Courts affect real people, often profoundly. Judge Gorsuch wrote an opinion in 2008 (Thompson R2-J School District v. Luke P.) that had a devastating impact on a child with autism named Luke P.
In that case, a child with autism was clearly not making sufficient progress in public school. Teachers helped him develop some skills at school, but were unable to help him learn to use those skills anywhere outside of the school. His parents argued that this was insufficient and sought a particular remedy, but Judge Gorsuch wrote a panel ruling stating that all the school had to do to fulfill its legal responsibilities is to show “merely more than de minimis” progress.

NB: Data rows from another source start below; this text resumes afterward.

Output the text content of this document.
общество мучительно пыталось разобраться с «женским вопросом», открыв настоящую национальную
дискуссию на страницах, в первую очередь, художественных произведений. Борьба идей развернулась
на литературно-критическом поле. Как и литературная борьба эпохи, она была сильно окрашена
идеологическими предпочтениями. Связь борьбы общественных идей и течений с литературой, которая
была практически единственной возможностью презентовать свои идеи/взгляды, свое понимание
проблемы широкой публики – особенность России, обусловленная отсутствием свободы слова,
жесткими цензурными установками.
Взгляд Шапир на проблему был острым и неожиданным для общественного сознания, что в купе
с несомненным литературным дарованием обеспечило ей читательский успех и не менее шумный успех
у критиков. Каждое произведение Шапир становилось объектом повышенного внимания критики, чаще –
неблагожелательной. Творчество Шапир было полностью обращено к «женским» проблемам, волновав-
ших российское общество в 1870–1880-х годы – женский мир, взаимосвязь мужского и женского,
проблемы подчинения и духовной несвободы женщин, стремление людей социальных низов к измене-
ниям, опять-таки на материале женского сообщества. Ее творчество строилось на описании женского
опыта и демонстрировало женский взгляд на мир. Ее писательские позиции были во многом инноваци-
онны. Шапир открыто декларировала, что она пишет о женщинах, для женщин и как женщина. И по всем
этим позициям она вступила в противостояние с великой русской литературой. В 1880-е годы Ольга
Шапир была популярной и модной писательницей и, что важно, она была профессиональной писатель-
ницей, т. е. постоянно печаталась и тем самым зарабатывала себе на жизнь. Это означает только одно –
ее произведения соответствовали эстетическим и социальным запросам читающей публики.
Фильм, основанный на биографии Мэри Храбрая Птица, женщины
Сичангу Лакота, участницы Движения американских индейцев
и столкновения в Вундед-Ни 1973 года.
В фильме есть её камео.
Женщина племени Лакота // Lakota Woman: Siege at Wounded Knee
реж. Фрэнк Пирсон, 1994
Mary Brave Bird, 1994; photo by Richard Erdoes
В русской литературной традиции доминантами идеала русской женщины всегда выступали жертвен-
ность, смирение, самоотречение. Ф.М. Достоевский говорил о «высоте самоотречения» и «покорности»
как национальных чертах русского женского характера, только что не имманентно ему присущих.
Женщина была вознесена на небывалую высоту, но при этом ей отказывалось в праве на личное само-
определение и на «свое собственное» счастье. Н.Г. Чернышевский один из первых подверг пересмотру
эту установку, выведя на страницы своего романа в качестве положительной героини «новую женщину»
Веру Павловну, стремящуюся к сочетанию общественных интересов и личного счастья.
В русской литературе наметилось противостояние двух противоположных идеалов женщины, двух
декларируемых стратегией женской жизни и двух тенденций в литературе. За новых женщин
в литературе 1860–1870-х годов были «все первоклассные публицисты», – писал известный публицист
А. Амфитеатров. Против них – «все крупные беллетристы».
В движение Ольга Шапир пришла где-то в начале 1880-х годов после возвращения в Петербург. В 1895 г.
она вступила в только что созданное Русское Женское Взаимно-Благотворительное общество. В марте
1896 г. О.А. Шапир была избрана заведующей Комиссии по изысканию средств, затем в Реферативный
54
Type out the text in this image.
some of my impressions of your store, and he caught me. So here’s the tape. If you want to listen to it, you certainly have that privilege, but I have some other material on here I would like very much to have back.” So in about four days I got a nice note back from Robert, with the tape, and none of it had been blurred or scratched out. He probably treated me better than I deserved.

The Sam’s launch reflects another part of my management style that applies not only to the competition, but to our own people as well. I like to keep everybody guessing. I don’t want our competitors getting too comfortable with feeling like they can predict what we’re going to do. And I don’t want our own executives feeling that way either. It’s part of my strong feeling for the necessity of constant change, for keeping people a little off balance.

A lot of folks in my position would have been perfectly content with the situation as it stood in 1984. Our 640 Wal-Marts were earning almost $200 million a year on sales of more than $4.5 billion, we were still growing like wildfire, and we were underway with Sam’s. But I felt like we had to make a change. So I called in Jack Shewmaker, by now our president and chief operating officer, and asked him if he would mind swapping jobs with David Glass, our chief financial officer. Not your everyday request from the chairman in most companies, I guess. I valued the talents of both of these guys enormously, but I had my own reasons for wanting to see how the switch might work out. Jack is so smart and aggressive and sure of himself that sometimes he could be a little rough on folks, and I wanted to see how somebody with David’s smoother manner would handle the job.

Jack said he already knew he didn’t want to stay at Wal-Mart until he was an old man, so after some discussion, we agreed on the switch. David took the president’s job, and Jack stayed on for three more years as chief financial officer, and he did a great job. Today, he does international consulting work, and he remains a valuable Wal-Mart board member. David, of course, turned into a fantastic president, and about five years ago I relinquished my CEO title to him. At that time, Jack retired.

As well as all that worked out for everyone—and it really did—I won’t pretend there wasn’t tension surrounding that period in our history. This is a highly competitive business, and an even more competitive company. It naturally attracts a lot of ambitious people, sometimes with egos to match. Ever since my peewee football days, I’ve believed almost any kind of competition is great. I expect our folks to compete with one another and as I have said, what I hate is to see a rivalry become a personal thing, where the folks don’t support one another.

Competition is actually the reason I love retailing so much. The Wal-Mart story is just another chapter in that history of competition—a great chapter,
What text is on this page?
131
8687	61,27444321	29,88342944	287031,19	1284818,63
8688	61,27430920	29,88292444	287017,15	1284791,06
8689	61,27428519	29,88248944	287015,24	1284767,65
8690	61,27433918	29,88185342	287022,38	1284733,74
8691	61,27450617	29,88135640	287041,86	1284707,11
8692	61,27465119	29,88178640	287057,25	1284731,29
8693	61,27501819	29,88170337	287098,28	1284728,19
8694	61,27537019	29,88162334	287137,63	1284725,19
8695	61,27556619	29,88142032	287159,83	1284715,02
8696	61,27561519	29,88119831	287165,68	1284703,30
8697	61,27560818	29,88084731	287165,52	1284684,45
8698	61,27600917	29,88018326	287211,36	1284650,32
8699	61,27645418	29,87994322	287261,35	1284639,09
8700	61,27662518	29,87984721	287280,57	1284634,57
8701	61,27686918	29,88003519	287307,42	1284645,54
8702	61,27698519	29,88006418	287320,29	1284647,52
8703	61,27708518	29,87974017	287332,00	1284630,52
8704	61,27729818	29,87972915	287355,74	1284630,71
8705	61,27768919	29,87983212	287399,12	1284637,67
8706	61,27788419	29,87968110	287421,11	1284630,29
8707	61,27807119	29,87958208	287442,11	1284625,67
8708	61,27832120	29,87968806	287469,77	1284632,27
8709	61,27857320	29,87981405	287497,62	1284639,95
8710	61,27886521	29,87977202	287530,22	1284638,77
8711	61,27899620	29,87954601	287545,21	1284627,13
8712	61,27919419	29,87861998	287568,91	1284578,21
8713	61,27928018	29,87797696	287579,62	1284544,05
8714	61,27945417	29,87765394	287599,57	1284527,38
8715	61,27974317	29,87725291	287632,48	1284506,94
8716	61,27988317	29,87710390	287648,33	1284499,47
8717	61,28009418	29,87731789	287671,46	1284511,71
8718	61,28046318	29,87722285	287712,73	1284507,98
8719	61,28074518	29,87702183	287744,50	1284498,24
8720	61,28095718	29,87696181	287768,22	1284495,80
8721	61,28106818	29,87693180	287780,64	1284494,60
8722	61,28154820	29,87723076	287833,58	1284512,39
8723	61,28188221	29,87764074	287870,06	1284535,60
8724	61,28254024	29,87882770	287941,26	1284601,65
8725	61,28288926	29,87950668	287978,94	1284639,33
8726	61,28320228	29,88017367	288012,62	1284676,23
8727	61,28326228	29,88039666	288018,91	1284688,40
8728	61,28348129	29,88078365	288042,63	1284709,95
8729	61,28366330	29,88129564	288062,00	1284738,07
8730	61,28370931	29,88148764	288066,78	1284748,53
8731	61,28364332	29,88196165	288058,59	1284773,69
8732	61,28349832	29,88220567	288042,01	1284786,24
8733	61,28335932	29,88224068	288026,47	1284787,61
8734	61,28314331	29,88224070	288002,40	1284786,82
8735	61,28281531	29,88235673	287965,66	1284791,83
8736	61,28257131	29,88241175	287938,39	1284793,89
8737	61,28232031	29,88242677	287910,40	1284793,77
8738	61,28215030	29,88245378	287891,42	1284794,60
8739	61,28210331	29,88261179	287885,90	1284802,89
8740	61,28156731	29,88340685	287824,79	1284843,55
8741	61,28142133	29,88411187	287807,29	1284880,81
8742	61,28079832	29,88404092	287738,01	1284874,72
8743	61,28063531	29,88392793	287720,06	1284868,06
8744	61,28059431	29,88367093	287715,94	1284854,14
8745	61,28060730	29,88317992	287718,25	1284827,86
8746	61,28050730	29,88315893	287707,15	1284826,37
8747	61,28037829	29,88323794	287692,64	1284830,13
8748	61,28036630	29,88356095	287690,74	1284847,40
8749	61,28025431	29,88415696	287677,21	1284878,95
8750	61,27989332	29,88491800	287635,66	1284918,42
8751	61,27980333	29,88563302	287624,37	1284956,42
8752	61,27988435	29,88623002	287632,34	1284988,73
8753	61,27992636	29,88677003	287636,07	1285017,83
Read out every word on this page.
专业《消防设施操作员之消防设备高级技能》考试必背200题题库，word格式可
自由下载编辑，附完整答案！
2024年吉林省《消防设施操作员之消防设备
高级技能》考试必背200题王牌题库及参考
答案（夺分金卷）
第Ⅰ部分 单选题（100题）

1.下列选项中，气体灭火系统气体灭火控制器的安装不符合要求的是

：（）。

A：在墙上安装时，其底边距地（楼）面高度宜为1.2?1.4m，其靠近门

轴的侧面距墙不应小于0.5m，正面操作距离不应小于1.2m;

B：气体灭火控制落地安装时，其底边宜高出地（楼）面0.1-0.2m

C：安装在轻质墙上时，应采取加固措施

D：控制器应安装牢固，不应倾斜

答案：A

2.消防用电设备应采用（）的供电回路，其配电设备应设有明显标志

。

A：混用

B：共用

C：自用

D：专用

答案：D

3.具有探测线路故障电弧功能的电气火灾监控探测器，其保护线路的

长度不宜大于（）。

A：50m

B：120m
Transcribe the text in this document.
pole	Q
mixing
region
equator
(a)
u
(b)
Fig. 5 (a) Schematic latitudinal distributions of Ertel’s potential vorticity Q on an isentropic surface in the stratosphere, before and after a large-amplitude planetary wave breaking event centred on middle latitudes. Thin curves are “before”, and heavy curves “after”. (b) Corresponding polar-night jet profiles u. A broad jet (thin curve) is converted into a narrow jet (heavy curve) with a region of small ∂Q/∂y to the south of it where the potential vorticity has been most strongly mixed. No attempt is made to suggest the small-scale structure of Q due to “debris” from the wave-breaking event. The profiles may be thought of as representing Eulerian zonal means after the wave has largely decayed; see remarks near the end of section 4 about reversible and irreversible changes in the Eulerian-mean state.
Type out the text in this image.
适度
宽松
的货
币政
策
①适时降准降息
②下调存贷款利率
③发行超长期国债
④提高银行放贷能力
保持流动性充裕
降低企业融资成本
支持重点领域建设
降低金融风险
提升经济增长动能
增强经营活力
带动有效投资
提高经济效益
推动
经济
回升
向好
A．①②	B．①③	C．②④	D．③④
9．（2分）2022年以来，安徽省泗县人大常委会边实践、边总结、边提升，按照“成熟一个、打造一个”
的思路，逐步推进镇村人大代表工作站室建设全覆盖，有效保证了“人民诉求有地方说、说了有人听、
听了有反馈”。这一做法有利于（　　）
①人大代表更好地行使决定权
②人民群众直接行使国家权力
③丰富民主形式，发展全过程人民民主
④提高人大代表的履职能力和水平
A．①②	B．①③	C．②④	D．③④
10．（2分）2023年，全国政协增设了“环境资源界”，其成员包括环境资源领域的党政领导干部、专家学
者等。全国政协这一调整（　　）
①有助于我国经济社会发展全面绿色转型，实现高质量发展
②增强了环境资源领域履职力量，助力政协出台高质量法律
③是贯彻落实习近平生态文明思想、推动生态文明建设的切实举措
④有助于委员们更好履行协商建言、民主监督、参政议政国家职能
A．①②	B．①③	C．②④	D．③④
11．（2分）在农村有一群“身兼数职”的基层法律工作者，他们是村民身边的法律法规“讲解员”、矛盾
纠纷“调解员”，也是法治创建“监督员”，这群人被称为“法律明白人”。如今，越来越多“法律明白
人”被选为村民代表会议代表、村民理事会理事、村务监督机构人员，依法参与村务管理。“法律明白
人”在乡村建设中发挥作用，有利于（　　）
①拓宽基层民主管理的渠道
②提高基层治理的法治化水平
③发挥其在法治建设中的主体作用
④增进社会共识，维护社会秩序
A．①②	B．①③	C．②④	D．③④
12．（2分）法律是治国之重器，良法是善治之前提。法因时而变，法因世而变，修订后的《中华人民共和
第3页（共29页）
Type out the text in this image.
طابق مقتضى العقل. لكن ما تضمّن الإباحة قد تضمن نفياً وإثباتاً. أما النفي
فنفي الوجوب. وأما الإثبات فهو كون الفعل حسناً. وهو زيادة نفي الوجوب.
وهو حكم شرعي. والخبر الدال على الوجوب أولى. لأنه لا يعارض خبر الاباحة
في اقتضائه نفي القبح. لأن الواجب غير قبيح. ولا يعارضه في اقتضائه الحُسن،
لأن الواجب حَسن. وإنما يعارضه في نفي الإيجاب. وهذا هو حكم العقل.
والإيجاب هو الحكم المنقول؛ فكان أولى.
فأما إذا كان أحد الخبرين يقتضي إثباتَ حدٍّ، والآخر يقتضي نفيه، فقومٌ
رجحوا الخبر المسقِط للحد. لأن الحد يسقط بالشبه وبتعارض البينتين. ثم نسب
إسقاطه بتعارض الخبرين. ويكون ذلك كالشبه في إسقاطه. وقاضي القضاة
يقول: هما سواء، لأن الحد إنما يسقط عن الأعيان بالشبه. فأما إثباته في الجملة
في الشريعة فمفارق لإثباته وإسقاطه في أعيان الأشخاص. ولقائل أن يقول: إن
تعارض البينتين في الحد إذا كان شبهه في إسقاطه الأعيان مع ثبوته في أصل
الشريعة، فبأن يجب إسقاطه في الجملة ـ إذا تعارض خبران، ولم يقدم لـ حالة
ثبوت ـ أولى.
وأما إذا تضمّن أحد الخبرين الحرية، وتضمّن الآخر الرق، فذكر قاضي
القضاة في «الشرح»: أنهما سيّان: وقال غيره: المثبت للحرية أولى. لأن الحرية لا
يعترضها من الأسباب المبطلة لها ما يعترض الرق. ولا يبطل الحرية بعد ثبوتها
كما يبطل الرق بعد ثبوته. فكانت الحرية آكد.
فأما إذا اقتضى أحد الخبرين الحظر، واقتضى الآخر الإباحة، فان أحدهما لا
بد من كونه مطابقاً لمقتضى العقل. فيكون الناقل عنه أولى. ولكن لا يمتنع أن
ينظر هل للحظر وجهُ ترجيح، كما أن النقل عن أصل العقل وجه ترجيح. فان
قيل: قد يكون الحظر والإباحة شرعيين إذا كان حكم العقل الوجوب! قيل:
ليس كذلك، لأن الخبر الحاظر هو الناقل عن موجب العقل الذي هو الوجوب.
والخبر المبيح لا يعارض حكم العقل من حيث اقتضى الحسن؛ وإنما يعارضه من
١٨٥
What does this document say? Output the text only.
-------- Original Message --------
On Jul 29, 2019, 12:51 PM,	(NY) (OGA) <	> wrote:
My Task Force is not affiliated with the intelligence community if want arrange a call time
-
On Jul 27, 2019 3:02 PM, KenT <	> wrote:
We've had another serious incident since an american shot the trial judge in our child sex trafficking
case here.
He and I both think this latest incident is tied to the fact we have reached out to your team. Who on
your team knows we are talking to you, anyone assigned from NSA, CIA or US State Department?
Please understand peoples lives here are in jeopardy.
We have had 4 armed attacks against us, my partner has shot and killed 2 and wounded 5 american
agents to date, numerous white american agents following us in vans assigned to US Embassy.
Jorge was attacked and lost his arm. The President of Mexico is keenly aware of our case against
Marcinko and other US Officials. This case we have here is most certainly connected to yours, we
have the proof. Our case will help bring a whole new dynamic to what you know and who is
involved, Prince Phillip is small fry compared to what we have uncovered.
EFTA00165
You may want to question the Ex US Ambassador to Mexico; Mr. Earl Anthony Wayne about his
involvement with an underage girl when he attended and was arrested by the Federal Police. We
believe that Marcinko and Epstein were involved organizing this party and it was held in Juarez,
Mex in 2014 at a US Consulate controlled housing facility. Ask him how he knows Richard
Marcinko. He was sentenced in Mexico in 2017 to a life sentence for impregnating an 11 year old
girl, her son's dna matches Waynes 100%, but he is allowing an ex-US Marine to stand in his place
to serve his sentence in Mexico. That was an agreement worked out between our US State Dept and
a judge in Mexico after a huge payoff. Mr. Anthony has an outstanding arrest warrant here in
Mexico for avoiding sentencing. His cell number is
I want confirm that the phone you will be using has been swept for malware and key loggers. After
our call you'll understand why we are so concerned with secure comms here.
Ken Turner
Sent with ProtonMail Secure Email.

Today, the Supreme Court didn’t just reject this interpretation of a key law protecting children with disabilities—it did so unanimously. In a similar case raising the same issue, Endrew v. Douglas County School District, the justices ruled 8-0 that the law requires more than just the low bar that Gorsuch set for Luke’s school. The Court was clear in stating what should have been obvious:
When all is said and done, a student offered an educational program providing “merely more than de minimis” progress from year to year can hardly be said to have been offered an education at all. For children with disabilities, receiving instruction that aims so low would be tantamount to sitting idly . . . awaiting the time when they were old enough to drop out. The IDEA [Individuals with Disabilities Education Act] demands more. (internal citations and quotations removed)
The Supreme Court’s unanimous rejection today of the low standard set by Judge Gorsuch raises even more concerns about Gorsuch’s nomination.